Vous êtes propriétaire d’un logement et estimez que votre locataire pourrait payer un loyer plus élevé. Vous changez de locataire et souhaitez augmenter le loyer. Vous envisagez de réaliser des travaux dans votre bien mais ne savez pas si vous pourrez augmenter le loyer en conséquence.

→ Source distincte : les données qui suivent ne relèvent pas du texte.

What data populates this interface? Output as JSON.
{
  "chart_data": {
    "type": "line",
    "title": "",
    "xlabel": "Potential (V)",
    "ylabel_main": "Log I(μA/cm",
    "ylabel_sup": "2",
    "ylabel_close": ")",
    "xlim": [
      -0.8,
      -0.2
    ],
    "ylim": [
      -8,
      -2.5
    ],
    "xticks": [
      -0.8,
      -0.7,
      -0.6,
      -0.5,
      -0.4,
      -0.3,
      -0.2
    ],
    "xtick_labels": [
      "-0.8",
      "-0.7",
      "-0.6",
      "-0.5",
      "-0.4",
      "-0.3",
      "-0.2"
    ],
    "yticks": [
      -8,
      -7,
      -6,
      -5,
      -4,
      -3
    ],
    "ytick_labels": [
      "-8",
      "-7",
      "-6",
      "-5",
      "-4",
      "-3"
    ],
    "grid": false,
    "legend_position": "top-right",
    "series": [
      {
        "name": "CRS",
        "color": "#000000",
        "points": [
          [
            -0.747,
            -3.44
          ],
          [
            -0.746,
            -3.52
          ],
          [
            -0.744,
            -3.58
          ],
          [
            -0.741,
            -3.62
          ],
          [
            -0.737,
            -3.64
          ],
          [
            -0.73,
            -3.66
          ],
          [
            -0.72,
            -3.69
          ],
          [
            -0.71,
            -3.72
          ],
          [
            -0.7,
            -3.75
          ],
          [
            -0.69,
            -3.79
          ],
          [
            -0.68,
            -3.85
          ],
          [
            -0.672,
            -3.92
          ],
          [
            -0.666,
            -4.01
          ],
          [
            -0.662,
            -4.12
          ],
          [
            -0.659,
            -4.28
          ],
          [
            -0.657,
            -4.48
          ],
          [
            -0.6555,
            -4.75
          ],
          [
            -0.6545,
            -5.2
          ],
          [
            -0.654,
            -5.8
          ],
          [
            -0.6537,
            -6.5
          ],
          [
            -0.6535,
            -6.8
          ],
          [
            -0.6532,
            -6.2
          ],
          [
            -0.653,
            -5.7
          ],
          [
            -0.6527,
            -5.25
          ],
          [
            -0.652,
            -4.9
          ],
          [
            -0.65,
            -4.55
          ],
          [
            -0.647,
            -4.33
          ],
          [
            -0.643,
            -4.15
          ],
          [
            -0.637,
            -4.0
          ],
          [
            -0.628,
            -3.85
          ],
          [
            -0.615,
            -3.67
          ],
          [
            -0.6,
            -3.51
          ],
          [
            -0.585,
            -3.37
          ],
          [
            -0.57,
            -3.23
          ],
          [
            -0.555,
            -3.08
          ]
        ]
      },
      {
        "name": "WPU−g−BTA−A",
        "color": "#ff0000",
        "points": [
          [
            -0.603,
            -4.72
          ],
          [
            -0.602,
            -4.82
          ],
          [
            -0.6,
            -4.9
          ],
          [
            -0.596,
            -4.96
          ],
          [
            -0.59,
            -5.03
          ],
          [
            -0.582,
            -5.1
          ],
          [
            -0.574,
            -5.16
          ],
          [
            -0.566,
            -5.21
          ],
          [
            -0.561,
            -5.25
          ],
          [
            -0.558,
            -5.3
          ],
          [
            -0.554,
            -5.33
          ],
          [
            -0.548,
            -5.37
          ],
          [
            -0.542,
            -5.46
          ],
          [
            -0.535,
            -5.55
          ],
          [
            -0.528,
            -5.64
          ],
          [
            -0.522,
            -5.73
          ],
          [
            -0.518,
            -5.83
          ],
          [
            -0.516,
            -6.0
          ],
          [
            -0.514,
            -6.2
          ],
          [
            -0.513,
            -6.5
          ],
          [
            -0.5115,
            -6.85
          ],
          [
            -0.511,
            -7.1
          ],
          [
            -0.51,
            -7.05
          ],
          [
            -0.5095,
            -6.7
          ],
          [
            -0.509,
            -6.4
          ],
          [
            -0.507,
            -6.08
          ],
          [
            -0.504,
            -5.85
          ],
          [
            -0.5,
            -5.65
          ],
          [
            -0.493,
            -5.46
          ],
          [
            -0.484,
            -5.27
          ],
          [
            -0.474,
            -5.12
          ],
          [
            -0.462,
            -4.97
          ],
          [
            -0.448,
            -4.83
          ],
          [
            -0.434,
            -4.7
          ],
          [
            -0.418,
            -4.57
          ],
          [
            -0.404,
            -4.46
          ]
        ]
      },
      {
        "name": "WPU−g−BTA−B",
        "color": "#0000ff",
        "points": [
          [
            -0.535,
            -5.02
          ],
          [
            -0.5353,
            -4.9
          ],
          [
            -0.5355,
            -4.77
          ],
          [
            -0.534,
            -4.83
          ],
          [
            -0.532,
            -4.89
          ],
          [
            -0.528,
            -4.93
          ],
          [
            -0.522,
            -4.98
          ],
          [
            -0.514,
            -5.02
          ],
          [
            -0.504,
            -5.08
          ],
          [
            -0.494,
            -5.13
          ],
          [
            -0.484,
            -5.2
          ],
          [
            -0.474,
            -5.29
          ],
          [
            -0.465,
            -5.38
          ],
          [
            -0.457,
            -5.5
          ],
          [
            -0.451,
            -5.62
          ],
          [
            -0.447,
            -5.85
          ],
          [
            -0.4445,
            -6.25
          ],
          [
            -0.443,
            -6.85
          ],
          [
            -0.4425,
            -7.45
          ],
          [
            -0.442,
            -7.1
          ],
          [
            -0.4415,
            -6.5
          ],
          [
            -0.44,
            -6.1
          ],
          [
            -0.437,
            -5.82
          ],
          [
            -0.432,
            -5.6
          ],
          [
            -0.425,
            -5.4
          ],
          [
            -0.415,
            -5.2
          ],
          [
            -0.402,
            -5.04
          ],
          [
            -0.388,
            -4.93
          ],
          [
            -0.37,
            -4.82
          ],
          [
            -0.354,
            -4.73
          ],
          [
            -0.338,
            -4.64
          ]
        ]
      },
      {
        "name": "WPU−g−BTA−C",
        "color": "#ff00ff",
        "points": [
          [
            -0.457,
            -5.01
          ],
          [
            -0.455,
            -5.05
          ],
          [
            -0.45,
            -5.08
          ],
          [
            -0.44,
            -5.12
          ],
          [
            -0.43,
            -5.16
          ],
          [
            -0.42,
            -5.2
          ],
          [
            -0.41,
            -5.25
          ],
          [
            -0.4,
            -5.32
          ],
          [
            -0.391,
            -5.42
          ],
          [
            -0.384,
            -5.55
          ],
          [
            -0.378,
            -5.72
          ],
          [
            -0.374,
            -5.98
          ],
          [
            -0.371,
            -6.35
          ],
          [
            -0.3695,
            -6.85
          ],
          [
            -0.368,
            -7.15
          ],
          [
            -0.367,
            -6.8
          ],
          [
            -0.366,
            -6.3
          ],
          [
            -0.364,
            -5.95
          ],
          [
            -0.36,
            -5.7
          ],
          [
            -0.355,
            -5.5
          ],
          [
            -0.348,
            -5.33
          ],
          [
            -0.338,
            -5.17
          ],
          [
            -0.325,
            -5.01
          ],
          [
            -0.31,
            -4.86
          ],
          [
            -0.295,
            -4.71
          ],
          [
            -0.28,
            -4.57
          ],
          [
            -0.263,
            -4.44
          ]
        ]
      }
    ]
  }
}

A travers cet article, vous aurez toutes les clés en main pour connaitre les règles applicables à l’augmentation des loyers. 

Quelle différence entre les zones tendues et les autres zones ?

Par principe, le loyer est fixé librement. Toutefois, dans les villes situées en zone tendue, la fixation du loyer est encadrée. Le loyer ne doit alors pas dépasser un montant maximum lors de la remise en location ou du renouvellement du bail.  

Pour savoir, si votre commune est située en zone tendue, la direction de l’information légale et administrative a mis en place un simulateur.

A noter : Paris et Lille sont en zone tendue mais répondent à des règles très spécifiques.  

Quels sont les autres éléments à prendre en compte avant de fixer le loyer ? 

Il convient de vérifier que votre logement n’est pas soumis aux règles de la loi de 1948 ou qu’il ne s’agit pas d’un logement conventionné par l’Anah, d’un logement HLM, d’un meublé de tourisme ou d’une sous-location.  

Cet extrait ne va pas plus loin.